COLONNELA – Una limitata applicazione della cassa integrazione, inizialmente prevista per 150 unità, e comunque pieno recupero delle maestranze in esubero. A illustrare il piano di risanamento dell’Atr Group di Colonnella, nell’incontro che si è tenuto in Provincia venerdì scorso 7 dicembre, è stato lo stesso fondatore del gruppo, Umberto Pierantozzi.

«Un piano – ha dichiarato – che ha innanzitutto l’obiettivo di preservare l’integrità aziendale e il mantenimento dei livelli occupazionali». Ha quindi illustrato le linee strategiche di intervento, collegate ad un forte spostamento della produzione nel settore aerospaziale che dovrebbe decollare nel secondo semestre del prossimo anno.

All’incontro di venerdì erano presenti, oltre al capogruppo dell’azienda, anche Francesco Zoila, assessore Provinciale al Lavoro, Nicola Di Giovannantonio, direttore della Confindustria di Teramo, Fabrizio Spadaio e Giuseppe Izzi della Confindustria di Ascoli Piceno, e per i sindacati Antonio Liberatori, Franco Di Ventura, Giampiero Dozzi e Gianluca Di Girolamo, rispettivamente della Fim – Cisl, della Fiom – Cgil, e della Uilm – Uil di Teramo.

L’Atr Group di Colonnella, ditta specializzata nella progettazione, prototipazione e realizzazione di parti strutturali e componentistica in materiali compositi avanzati in fibra di carbonio, produce telai, carrozzerie e componenti vari in carbonio per le maggiori case automobilistiche europee, fra le quali Ferrari, Maserati, Porche, Lamborghini, Peugeot, Renault, Bmw.

«Seppure confermate le commesse nel settore automobilistico – hanno specificato i rappresentanti aziendali – dobbiamo riconoscere però che il mercato è fortemente influenzato dalle dinamiche internazionali».
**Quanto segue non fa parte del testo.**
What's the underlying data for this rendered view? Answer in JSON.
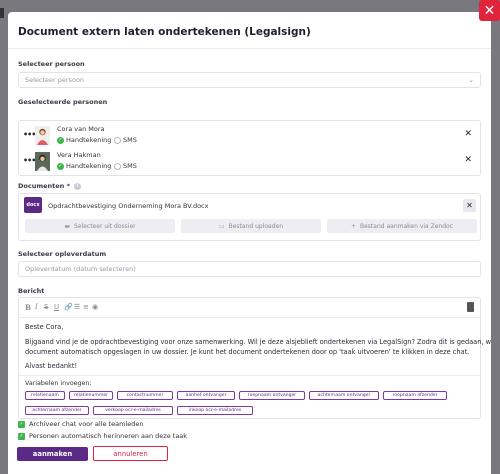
{
  "modal": {
    "title": "Document extern laten ondertekenen (Legalsign)",
    "close_icon": "close-icon"
  },
  "select_person": {
    "label": "Selecteer persoon",
    "placeholder": "Selecteer persoon"
  },
  "selected_persons": {
    "label": "Geselecteerde personen",
    "items": [
      {
        "name": "Cora van Mora",
        "opt_handwriting": "Handtekening",
        "opt_sms": "SMS",
        "handwriting_checked": true
      },
      {
        "name": "Vera Hakman",
        "opt_handwriting": "Handtekening",
        "opt_sms": "SMS",
        "handwriting_checked": true
      }
    ]
  },
  "documents": {
    "label": "Documenten",
    "required_marker": "*",
    "file_badge": "docx",
    "file_name": "Opdrachtbevestiging Onderneming Mora BV.docx",
    "buttons": {
      "select_from_file": "Selecteer uit dossier",
      "upload": "Bestand uploaden",
      "create_zendoc": "Bestand aanmaken via Zendoc"
    }
  },
  "delivery_date": {
    "label": "Selecteer opleverdatum",
    "placeholder": "Opleverdatum  (datum selecteren)"
  },
  "message": {
    "label": "Bericht",
    "toolbar": {
      "bold": "B",
      "italic": "I",
      "strike": "S",
      "underline": "U"
    },
    "lines": [
      "Beste Cora,",
      "Bijgaand vind je de opdrachtbevestiging voor onze samenwerking. Wil je deze alsjeblieft ondertekenen via LegalSign? Zodra dit is gedaan, wordt het",
      "document automatisch opgeslagen in uw dossier. Je kunt het document ondertekenen door op 'taak uitvoeren' te klikken in deze chat.",
      "Alvast bedankt!"
    ],
    "variables_label": "Variabelen invoegen:",
    "variables": [
      "relatienaam",
      "relatienummer",
      "contactnummer",
      "aanhef ontvanger",
      "roepnaam ontvanger",
      "achternaam ontvanger",
      "roepnaam afzender",
      "achternaam afzender",
      "verkoop ocr-e-mailadres",
      "inkoop ocr-e-mailadres"
    ]
  },
  "options": {
    "archive_chat": "Archiveer chat voor alle teamleden",
    "remind_persons": "Personen automatisch herinneren aan deze taak"
  },
  "actions": {
    "submit": "aanmaken",
    "cancel": "annuleren"
  },
  "colors": {
    "brand": "#5b2a86",
    "danger": "#e0243c",
    "success": "#3cb54a"
  }
}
Nell’incontro in Provincia si è parlato di consolidamento debitorio da parte dell’azienda, con una pianificazione finanziaria che sarebbe condivisa con il sistema bancario e i fornitori. L’Atr inoltre ha assicurato che entro il primo semestre del 2008 saranno liquidati gli ex dipendenti che ancora vantano crediti. I sindacati hanno preso atto delle dichiarazioni aziendali, ma hanno rilevato il permanere di forti preoccupazioni legate al mantenimento dei livelli occupazionali e, nel complesso, alle prospettive del gruppo.

«La Provincia si impegna a proseguire l’attività di consulenza fin qui svolta ai vari livelli – ha spiegato Francesco Zoila – partendo dalla Regione Abruzzo fino al Ministero dello Sviluppo Economico. Credo sia importante coinvolgere a tal proposito anche la Regione Marche in previsione della prossima verifica fissata entro febbraio 2008».
Il gruppo Atr, complessivamente, occupa circa 900 dipendenti. Due rami d’azienda sono stati “affittati” alla Lamborghini e alla Fiat-Ferrari. Circa due anni fa è iniziata una crisi aziendale per la quale, la Provincia, ha immediatamente attivato un tavolo istituzionale: prima a livello locale e poi al Ministero Economico seguendo le procedure per la concessione della cassa integrazione e la richiesta di attivazione di un Fondo di salvataggio per le aziende in crisi.